Собираясь было встать, он оглянулся на Кобаяси.
— Ты ещё остаёшься?
— Нет. Я тоже пойду.
Кобаяси тут же засунул недокуренную папиросу «Сикисима» в карман брюк. Тут, когда они уже собрались уходить, дядя, словно невзначай, снова открыл рот.
— А как там О-Нобу? Всё собираюсь да собираюсь навестить, но бедность, некогда, вот и не захожу. Передавай привет. Небось скучает без тебя, когда ты пропадаешь в больнице? Эта женщина. Вообще, чем она занимается?
— Чем занимается? Да ничего особенного, наверное.
Рассеянно ответив так, Цуда вдруг, по какой-то причине, добавил:
— То говорит такие беззаботные вещи — «хочу лечь в больницу вместе с тобой», то командует: «подстригись», «сходи в баню» — куда строже, чем тётя.
— Молодец, разве нет? Найдётся ли ещё кто-нибудь, кто будет давать такие советы такому щёголю, как ты?
— Счастливчик!
— А как театр? В последнее время ходите?
— Да, иногда ходим. На днях вот Окамото приглашал, но, к сожалению, нужно было уладить дела с этой болезнью.
Тут Цуда мельком взглянул на тётю.
— А что, тётя, не пригласить ли вас на днях в Императорский театр? Иногда полезно сходить в такое место, освежиться.
— Ах, спасибо. Но если уж вы меня приглашаете…
— Не хотите?
— Не то чтобы не хочу, а когда ещё это будет, неизвестно.
Цуда, нарочно восприняв этот ответ тёти, не слишком жаловавшей театры, буквально, почесал в затылке.
— Если уж мне так мало доверия, то я и не знаю…
Тётя фыркнула.
— Театр — это ладно, а как у тебя с Киото, Ёсио-сан, потом что?
— А что, из Киото что-нибудь писали сюда?
Цуда, приняв серьёзное выражение, перевёл взгляд с дяди на тётю. Но оба ничего не ответили друг другу.
— А дело в том, что отец написал мне, что в этом месяце денег прислать не может и чтобы я выкручивался сам. Разве это не возмутительно?
Дядя только усмехнулся.
— Брат, видно, сердится.
— Всё это Хидэ, наверное, наговорила лишнего, вот и вышло плохо.

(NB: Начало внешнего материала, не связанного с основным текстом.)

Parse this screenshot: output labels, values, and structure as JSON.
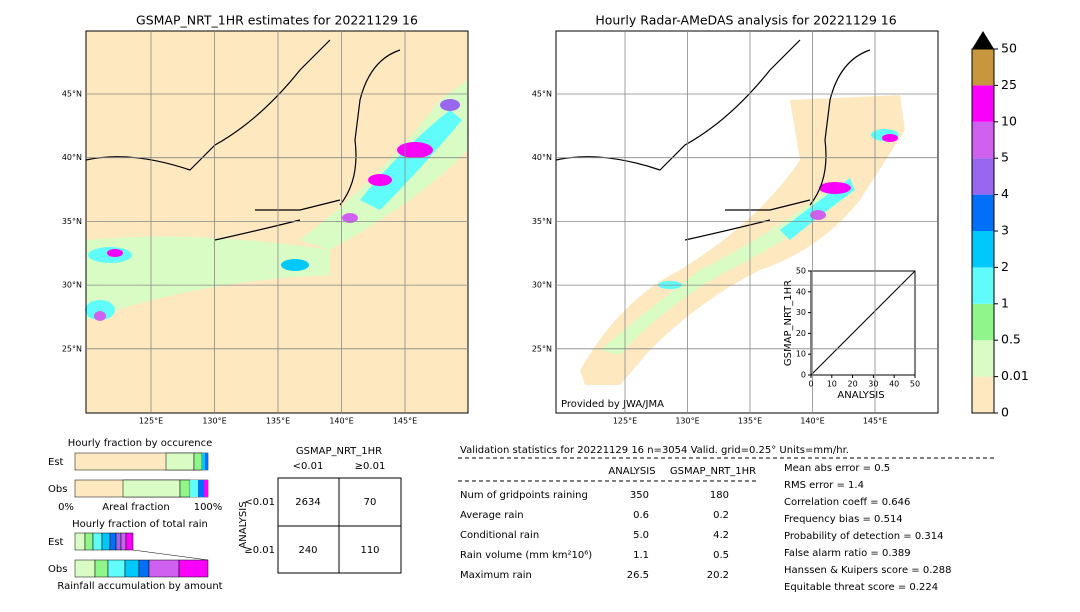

Цуда, с некоторой досадой, произнёс имя сестры.
— Хидэ не виновата. С самого начала виноват ты, Ёсио-сан.
— Может, и так, но где это видано, чтобы кто-то аккуратно, каждый месяц возвращал деньги, полученные от отца?
— Тогда и не надо было с самого начала обещать аккуратно возвращать. К тому же…
— Понял я, тётя!
Цуда своим видом показал, что чувствует себя побеждённым, и встал. Однако, чтобы придать бодрости себе, поспешно отступающему после поражения, он, словно подстёгивая, потянул за собой Кобаяси, не забыв выйти вместе с ним на улицу.
XXXIII
Снаружи не было ветра. Тихий воздух холодно касался щёк двоих быстро шагающих людей. Казалось, с высокого звёздного неба тихо-тихо падала невидимая глазу прозрачная роса. Цуда похлопал себя по плечу пальто. Отчётливо ощутив кончиками пальцев холодок, просачивающийся сквозь подкладку пальто, он оглянулся на Кобаяси.
— Днём тепло, а к ночи всё-таки холодно.
— Ага. Всё-таки уже осень. Прямо-таки пальто нужно.
Кобаяси был только в своём новом костюме-тройке, ничего поверх. Он громыхал тяжёлыми, нарочито грубыми, с толстыми квадратными носами, американского фасона ботинками и нарочито размахивал толстой тростью, — его вид точь-в-точь походил на демонстранта, оказывающего сопротивление холодному воздуху.
— А куда делось то твоё хвалёное пальто, что ты сшил, когда ещё учился в школе?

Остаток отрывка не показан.